Darryl Dent’s story is similar to those of many men and women who signed up for the Guard or Reserves and found themselves in war-torn Iraq or Afghanistan, facing a population increasingly hostile to US military occupation. He joined the National Guard in 1999 and, before being deployed overseas in April, worked as a security guard in a mall in Arlington, Virginia.

According to Vernon Dent, the young man’s father, Darryl dreamed of attending medical school and had no plans to make a career out of military service. The senior Dent reacted bitterly to his son’s death and the news that other young men and women would be kept overseas longer. “What they need to do,” he told the Washington Post, “is bring them home.”

According to National Guard spokesmen, there are presently about 30,500 National Guard troops stationed in Iraq and Kuwait—or about 18 percent of the total 166,000 US forces. This is the largest National Guard battlefield presence since the Korean War. By comparison, only about 7,000 National Guard troops served in Vietnam.

The US occupation of Iraq relies heavily on Guard and Reserve troops in such specialized areas as engineering, military police, civil affairs and psychological operations. A rotation plan announced by the Army in July to sustain a 120,000-troop force in Iraq through the end of 2004 includes two National Guard brigades. US military commanders fear that news of the 12-month deployments will undermine recruitment and retention of guard troops and reservists, as more prospective volunteers see economic and personal hardship—as well as death or maiming—as the increasingly likely outcome of joining up.

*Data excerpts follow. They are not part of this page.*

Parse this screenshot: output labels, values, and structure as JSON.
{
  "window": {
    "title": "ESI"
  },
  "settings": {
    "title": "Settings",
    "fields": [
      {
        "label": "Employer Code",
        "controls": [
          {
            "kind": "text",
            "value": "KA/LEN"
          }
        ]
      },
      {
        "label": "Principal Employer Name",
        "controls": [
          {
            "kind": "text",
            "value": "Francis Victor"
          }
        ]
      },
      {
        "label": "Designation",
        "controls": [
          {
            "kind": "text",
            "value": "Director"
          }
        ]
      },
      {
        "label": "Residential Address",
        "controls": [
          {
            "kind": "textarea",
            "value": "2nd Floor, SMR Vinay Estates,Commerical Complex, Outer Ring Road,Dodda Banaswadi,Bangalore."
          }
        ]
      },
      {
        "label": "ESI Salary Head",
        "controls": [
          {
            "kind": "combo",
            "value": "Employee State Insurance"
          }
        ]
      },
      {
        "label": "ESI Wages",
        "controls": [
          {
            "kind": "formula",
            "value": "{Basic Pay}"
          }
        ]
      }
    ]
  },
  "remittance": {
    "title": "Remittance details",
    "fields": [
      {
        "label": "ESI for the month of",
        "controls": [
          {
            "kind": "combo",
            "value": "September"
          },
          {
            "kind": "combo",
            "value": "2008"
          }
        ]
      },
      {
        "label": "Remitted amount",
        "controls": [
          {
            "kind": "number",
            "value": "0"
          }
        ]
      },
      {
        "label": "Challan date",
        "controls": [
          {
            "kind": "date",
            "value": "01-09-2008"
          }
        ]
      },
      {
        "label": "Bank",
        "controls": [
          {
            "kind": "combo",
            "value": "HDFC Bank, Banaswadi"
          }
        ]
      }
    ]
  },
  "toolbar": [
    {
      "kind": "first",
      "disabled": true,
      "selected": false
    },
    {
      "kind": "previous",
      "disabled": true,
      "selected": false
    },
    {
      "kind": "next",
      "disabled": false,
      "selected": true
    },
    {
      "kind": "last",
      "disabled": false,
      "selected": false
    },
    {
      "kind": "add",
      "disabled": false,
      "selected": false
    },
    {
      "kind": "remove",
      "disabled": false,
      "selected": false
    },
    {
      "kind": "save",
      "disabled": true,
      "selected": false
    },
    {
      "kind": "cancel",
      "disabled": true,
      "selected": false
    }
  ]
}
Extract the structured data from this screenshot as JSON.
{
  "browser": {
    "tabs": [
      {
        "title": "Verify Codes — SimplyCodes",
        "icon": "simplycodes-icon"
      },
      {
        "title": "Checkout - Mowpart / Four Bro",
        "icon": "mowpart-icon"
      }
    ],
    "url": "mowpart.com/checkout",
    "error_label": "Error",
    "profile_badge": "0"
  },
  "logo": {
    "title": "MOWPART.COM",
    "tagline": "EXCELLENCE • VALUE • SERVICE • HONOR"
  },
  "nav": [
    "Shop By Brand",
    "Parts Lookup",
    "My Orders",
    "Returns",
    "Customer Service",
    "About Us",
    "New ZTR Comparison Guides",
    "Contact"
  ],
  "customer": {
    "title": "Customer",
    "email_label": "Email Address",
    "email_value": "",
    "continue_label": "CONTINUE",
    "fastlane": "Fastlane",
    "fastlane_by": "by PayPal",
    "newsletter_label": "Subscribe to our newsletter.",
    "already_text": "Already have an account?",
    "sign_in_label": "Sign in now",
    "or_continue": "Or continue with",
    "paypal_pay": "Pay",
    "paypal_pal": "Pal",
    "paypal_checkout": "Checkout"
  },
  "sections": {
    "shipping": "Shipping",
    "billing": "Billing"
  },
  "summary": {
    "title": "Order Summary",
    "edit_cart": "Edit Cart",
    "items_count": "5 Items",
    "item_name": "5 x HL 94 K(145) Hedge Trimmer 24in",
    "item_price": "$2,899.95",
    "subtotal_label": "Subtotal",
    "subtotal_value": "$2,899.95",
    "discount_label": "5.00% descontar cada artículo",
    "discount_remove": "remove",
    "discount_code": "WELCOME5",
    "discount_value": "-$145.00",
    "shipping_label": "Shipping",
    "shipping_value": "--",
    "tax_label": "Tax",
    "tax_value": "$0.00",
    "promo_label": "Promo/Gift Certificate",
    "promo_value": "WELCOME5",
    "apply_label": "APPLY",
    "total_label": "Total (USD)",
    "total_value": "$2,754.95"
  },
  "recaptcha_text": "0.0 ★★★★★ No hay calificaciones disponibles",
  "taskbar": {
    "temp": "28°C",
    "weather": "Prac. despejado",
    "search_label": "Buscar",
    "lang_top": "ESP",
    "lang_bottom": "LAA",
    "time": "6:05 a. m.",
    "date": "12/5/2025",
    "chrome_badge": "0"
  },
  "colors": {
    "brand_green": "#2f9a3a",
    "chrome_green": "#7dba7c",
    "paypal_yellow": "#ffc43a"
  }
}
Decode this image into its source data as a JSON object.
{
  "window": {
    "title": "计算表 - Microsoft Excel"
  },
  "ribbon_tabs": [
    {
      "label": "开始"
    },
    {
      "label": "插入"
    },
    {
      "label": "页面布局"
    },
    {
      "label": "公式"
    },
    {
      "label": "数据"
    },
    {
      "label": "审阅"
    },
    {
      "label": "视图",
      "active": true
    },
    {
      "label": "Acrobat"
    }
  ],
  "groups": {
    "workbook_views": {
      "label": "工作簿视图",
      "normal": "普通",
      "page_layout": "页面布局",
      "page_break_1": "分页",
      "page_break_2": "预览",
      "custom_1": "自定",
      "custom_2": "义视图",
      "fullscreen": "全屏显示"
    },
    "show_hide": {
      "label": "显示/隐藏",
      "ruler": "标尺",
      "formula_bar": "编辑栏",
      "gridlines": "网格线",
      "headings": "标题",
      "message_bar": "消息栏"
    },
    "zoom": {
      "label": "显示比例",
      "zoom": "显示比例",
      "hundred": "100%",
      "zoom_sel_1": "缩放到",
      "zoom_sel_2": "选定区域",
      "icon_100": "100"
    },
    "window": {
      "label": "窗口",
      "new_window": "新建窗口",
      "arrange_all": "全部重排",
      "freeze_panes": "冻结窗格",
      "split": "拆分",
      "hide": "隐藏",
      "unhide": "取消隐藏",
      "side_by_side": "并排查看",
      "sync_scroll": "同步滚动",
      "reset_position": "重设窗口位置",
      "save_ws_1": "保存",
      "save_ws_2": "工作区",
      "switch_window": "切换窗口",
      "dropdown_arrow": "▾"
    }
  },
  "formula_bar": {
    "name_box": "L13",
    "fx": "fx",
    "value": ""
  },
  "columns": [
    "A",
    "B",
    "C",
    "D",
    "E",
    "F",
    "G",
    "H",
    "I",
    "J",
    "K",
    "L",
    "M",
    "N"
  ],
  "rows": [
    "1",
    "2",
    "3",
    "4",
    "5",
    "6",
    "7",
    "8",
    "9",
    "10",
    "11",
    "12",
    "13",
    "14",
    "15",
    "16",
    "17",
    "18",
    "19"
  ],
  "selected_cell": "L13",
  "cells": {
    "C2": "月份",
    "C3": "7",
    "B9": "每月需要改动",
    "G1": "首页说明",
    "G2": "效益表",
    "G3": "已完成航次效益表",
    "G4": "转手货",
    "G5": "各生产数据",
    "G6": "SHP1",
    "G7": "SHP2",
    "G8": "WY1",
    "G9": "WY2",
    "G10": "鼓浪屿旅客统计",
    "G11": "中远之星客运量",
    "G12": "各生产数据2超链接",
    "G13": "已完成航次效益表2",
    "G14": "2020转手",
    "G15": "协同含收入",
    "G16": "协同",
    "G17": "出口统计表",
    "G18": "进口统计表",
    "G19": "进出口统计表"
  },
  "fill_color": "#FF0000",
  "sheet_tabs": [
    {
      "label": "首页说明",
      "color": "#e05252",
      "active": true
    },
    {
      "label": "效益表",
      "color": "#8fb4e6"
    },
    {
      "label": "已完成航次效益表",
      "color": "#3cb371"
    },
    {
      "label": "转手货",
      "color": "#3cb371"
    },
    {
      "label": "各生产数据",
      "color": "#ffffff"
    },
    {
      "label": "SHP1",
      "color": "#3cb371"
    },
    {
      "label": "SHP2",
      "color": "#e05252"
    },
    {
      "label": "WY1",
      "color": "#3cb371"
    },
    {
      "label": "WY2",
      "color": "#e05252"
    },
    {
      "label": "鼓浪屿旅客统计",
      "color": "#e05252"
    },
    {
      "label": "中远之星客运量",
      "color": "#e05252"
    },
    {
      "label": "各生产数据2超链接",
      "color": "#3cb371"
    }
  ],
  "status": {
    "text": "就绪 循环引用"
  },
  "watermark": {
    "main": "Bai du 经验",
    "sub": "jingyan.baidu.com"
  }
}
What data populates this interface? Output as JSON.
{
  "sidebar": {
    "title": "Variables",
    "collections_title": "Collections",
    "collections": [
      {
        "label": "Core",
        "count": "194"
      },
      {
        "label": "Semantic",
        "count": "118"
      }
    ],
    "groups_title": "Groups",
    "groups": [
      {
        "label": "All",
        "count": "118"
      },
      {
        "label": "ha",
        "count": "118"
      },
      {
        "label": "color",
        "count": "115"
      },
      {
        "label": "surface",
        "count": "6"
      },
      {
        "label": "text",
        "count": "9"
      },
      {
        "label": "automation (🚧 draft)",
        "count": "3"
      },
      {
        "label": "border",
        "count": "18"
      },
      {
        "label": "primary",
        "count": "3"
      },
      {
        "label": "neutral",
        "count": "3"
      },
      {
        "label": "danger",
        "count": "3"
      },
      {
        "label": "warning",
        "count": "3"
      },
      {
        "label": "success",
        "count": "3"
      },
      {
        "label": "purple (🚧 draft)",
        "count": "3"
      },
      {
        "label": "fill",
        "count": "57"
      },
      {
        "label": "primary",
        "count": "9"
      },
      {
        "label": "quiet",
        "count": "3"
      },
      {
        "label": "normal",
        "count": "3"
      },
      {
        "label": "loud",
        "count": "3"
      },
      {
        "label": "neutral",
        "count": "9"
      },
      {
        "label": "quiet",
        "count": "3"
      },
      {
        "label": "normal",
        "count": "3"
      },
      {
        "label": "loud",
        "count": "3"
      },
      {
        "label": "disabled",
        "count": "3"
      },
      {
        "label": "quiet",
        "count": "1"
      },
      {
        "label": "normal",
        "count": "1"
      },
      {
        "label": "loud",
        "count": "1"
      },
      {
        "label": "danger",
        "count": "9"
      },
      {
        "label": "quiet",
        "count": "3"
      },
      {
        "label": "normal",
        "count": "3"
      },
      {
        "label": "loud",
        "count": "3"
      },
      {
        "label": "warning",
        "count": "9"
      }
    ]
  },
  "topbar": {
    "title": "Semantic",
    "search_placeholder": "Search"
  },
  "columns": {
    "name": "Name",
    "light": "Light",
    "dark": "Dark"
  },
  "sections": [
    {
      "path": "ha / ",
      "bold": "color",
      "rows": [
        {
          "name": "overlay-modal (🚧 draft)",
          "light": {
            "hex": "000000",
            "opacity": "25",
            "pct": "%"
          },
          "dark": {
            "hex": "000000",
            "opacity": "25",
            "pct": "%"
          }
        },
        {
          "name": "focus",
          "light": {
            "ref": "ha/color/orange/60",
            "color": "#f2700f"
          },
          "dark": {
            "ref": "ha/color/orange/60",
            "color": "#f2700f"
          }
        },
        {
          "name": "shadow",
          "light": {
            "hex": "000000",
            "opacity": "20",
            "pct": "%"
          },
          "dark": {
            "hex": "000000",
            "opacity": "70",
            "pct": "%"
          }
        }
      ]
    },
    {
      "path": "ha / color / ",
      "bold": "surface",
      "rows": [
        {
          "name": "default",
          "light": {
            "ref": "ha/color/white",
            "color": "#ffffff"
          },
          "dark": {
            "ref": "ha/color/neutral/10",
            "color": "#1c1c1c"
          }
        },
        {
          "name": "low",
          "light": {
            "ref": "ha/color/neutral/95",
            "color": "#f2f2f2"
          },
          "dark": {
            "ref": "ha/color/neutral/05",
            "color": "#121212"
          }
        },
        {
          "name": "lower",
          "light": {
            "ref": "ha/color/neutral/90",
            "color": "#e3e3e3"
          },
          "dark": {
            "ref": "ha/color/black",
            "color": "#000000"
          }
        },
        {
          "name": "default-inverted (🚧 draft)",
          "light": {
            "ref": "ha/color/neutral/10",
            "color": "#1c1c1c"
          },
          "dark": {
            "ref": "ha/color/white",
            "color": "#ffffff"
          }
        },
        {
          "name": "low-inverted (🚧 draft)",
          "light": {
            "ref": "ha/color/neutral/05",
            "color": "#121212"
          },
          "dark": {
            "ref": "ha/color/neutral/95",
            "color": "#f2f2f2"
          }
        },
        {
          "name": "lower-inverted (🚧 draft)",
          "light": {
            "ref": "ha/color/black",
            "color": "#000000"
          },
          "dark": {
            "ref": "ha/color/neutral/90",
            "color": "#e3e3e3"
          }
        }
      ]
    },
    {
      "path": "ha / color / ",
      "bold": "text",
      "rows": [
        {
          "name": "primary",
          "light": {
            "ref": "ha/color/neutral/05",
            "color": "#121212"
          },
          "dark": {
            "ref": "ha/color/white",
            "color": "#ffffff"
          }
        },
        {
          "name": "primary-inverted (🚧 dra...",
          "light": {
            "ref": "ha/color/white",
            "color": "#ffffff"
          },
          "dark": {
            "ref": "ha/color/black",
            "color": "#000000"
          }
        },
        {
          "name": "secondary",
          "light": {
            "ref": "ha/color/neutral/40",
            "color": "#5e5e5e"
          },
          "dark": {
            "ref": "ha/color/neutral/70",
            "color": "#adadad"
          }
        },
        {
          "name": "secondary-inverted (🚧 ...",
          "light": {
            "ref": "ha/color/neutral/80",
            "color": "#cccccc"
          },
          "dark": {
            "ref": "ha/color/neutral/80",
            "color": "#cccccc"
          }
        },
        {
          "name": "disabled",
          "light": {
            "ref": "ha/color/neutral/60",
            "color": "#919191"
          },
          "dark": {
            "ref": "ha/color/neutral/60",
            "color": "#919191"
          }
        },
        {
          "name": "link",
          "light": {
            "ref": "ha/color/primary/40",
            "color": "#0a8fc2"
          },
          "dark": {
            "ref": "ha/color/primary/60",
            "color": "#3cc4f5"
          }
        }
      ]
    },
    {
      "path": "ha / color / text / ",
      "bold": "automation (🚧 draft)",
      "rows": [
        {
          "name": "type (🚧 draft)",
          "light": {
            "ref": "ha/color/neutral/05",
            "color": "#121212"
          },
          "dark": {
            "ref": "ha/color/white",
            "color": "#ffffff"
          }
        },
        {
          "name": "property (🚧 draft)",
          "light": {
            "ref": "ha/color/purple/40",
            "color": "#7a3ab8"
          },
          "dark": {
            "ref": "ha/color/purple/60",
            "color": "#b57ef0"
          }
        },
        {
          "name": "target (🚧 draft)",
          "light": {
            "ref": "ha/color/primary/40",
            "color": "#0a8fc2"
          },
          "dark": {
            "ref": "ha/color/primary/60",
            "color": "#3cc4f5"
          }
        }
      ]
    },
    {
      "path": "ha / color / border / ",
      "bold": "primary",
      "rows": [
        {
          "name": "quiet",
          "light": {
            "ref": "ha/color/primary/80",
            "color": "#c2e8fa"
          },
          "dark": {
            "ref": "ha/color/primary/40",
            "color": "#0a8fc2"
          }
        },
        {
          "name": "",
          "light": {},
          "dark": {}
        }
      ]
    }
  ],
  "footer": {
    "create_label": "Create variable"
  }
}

The US Army’s decision to extend National Guard and Army Reserve deployments is indicative of the general personnel crisis currently facing the US military. Almost six months since the US launched the war on Iraq, about half of the army’s combat forces are still deployed in the country. By early next year, eight of the 10 active-duty army divisions will have served in either Iraq or Afghanistan. The thousands of guard and reserve troops deployed are in addition to these forces.